The state took in more tax money than expected this past year. It also got a lot of federal money. So, after the fiscal budget was approved last week, the state still had $7 billion remaining.
Both the Legislature and the governor want to use some or all of that money for tax relief for people and businesses. We likely won’t know what that looks like or how much of the surplus will be used until this fall.
The Citizens Research Council of Michigan says tax cuts make sense, but some of that surplus money should be put aside in case we end up in a recession.
“So that we don’t have to either undo parts of the budget or undo parts of the tax relief if we do find ourselves in a national recession sometime in late 2023, for instance,” said Robert Schneider, Senior Research Associate for the council.
He said the bond credit rating agency Moody’s recommends states reserve about 11% of their annual budget.

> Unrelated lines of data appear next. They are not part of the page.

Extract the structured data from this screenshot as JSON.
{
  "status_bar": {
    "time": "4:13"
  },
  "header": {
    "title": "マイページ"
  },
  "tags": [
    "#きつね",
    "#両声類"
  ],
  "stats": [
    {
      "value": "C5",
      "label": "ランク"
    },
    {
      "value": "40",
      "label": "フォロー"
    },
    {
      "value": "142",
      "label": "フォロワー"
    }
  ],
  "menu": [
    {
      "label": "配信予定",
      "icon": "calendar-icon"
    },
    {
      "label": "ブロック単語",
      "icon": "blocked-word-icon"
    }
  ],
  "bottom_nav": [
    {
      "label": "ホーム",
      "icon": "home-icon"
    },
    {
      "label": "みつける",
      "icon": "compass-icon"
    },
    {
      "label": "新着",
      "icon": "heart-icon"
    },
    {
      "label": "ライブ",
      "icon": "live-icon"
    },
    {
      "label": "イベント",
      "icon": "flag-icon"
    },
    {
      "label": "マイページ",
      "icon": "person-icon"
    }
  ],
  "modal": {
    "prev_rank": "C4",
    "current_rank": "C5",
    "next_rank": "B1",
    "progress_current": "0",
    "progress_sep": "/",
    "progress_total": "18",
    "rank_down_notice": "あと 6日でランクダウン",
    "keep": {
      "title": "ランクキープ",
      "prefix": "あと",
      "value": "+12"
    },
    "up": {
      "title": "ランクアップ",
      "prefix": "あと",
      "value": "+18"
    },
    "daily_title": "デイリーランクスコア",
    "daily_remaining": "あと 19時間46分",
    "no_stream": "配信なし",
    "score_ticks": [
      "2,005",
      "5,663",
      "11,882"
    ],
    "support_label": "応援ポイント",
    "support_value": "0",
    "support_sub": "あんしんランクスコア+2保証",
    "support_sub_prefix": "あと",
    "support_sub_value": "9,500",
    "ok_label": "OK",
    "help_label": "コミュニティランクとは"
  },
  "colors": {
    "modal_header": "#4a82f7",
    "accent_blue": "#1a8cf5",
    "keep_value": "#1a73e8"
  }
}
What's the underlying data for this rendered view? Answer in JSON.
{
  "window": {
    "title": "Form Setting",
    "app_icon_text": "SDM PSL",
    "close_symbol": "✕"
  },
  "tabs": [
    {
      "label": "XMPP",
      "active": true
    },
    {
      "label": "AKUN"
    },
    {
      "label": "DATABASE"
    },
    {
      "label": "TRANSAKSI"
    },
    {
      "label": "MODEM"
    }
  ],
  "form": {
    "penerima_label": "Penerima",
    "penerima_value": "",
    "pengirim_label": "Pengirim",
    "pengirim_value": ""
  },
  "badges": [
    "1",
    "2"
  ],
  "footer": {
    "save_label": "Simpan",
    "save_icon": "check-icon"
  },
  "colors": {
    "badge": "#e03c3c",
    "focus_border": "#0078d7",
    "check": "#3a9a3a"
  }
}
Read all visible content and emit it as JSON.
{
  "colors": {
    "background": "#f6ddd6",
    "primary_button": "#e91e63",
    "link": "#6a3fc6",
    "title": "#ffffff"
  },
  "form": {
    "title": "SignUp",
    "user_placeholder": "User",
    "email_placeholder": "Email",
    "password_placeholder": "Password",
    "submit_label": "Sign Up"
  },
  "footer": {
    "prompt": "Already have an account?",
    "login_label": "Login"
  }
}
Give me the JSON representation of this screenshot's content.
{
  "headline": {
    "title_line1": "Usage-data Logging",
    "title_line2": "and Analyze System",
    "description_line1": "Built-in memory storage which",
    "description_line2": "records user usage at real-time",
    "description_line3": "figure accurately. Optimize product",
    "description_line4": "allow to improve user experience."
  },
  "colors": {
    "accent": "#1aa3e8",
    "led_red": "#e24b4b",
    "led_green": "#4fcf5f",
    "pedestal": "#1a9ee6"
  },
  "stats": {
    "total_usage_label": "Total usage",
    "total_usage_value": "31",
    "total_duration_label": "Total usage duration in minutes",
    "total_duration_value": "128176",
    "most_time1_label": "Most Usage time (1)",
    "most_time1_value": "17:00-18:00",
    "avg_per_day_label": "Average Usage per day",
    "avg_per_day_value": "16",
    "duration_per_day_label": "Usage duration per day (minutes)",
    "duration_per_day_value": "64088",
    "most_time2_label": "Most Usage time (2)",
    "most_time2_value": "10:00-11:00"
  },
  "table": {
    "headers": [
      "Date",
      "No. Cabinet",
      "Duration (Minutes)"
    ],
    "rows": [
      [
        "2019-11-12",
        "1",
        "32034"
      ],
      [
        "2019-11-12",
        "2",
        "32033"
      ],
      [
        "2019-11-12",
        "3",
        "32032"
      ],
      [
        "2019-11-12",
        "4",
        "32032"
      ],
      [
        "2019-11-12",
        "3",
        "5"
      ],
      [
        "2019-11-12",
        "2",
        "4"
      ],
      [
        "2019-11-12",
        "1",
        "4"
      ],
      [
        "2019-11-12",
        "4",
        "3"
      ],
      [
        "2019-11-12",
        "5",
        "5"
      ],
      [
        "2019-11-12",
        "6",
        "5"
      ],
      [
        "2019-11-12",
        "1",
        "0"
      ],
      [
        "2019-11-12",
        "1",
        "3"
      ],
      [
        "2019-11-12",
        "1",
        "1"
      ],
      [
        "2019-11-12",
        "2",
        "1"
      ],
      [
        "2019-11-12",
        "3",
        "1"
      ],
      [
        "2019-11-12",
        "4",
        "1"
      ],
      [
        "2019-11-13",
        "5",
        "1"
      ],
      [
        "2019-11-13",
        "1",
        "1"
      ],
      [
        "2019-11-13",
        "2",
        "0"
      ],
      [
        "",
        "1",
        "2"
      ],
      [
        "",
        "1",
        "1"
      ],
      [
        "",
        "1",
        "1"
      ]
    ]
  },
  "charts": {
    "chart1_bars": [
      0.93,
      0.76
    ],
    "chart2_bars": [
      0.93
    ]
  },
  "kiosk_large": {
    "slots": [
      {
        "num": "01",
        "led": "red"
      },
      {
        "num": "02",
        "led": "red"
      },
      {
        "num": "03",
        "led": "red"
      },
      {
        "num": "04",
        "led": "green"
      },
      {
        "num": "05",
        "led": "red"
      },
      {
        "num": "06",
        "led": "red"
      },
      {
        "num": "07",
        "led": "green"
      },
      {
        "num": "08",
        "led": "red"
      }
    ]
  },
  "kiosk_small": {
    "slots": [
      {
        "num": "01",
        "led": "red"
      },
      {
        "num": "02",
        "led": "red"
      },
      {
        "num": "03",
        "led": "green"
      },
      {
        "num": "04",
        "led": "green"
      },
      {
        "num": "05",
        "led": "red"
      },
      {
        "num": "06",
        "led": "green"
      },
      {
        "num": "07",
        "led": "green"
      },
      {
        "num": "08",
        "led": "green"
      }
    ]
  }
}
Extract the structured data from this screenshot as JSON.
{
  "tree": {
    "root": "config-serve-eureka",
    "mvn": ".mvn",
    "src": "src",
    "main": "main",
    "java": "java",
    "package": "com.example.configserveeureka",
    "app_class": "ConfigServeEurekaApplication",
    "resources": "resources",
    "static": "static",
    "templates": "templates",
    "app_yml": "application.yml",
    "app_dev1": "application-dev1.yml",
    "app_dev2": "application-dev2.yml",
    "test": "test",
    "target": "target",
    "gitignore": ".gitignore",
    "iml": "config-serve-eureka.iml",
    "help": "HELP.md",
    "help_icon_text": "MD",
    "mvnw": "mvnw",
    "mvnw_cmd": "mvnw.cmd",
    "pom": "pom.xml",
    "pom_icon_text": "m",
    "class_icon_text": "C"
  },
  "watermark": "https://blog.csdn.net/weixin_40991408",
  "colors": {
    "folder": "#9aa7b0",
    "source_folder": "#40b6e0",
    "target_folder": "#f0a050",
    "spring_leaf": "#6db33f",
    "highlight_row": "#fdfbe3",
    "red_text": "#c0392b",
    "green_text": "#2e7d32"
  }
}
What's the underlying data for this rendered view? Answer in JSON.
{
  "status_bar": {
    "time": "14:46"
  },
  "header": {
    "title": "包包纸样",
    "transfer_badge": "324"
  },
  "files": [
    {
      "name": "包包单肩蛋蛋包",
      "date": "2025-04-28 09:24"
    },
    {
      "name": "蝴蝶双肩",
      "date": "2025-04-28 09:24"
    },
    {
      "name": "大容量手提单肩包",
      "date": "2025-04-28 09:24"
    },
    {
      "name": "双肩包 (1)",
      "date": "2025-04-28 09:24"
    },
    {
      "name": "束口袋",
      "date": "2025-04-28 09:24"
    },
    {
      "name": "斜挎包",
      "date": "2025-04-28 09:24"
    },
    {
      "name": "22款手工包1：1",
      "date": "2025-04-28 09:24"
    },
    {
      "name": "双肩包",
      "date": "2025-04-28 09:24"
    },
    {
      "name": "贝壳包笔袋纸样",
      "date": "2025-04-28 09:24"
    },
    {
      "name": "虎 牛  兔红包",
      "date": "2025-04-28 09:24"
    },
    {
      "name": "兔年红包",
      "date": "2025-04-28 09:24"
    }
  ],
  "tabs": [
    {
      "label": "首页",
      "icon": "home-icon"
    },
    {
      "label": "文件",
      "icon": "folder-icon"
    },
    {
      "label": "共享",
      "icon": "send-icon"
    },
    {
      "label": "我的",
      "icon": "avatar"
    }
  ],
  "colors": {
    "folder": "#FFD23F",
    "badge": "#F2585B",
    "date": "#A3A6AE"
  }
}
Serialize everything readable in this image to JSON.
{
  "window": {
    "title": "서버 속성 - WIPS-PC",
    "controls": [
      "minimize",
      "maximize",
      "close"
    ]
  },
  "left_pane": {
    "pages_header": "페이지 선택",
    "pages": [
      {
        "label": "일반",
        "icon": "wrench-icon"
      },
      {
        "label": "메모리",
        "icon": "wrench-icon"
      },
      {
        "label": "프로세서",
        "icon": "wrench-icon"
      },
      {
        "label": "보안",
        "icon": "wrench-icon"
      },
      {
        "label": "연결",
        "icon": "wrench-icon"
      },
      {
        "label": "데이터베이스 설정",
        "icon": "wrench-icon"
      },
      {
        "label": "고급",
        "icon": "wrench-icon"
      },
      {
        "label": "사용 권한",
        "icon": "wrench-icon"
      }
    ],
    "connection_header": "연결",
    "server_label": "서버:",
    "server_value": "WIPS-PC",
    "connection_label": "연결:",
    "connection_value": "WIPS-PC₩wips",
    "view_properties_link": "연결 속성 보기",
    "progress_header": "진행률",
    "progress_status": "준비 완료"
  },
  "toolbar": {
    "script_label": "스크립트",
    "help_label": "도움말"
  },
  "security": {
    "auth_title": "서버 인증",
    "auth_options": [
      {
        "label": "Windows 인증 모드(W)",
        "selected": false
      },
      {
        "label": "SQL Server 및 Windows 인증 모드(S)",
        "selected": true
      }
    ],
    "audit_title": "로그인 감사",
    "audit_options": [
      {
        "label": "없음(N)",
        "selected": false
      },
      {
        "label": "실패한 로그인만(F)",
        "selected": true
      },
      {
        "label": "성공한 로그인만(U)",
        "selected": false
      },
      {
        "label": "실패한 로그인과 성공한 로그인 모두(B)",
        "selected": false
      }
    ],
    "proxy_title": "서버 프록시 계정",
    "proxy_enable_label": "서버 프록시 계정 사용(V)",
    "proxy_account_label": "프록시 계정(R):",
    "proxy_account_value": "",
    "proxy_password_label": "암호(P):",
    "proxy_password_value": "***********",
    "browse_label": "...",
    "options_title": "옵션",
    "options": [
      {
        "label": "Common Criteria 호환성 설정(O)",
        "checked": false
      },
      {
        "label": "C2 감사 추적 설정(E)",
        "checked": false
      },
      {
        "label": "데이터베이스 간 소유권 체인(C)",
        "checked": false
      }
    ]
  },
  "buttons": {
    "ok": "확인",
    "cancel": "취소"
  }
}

If Michigan put an additional $600 million into its Budget Stabilization Fund (the rainy day fund) and $1 billion into its School Aid Fund, it would just about meet Moody’s recommendation.
“Then we’d have about a little over $3 billion in the bank, effectively in a reserve for the state. And that gets you to about 10% of our overall general revenues for the state,” said Schneider.
A University of Chicago survey found 70% of the economists contacted were expecting a recession before the end of next year.